Brain stem cells have great potential for treating neurological disorders, but this potential remains unrealized because of an incomplete understanding of how these cells maintain their immature status. In the brain of adult mammals, neural stem cells are found in a few, isolated places, including the hippocampus, where they continue to create new neurons that contribute to healthy memory function. Pilot data generated for this proposal found that adult hippocampal neural stem cells express a biochemical growth factor (vascular endothelial growth factor [VEGF]) that is essential for their long-term survival and maintenance. VEGF may act on these cells in several possible ways, and the proposed studies will determine which of these possible mechanisms VEGF uses to maintain brain stem cells. The results of this research will have a major impact on the design of stem cell-based therapies by revealing mechanisms that growth factors use to support stem cells and enhance their survival. In addition, this work will have an impact on the local community via a specialized program promoting high school stem cell education, support for a new Brain Bee outreach program, and general outreach that will educate the public about stem cell biology and its potential role in medicine.

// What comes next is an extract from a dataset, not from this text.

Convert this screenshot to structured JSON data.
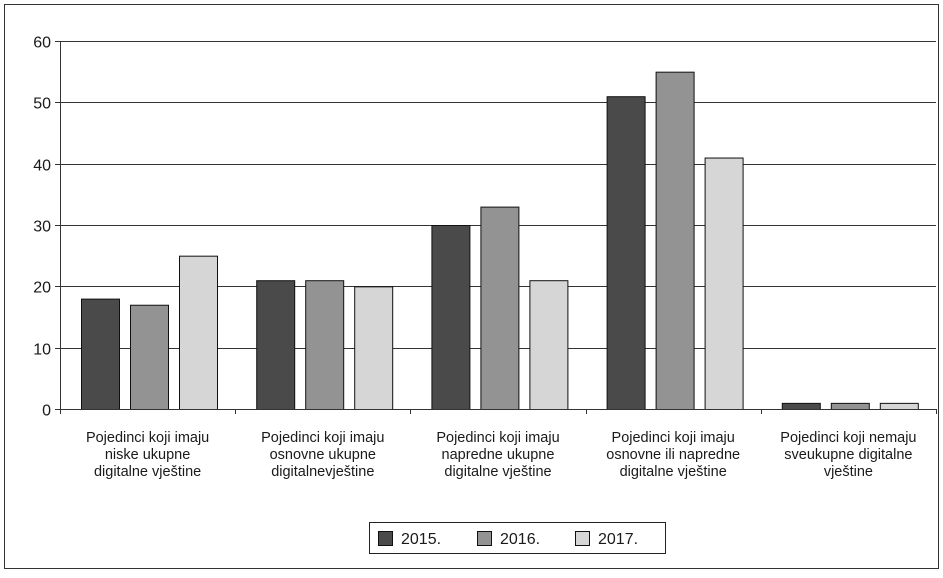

The persistence of neural stem cells (NSCs) in the adult mammalian hippocampus is highly conserved across species, yet the molecular mechanisms that regulate maintenance of these NSCs are unresolved. Numerous studies show that local signals from neighboring cells help maintain NSCs, but less attention has been given to how NSCs self-regulate. Our preliminary data show that adult hippocampal NSCs and their progenitor progeny (NSPCs) self-maintain their own stemness via expression of vascular endothelial growth factor (VEGF). While soluble proteins are classically conceptualized as signaling by binding to receptors on the cell surface, they can also act through two alternative routes that are less-frequently studied: 1) via intracrine activation of receptors in endocytic vesicles, and 2) via transmission between cells in exosomes. Pilot data show that VEGF exists in all of these cellular compartments, but which ones are essential for VEGF maintenance of stemness is unknown. The proposed experiments will use in-vitro and in-vivo murine models to determine which of these methods of VEGF transmission (paracrine extracellular, intracrine and/or paracrine exosomal) are active in NSPCs and essential for self-maintenance of stemness. The proposed work will provide a major advance in understanding for the largely uninvestigated field of non-canonical pathways for adult NSPC self-maintenance via soluble signals.
This award reflects NSF's statutory mission and has been deemed worthy of support through evaluation using the Foundation's intellectual merit and broader impacts review criteria.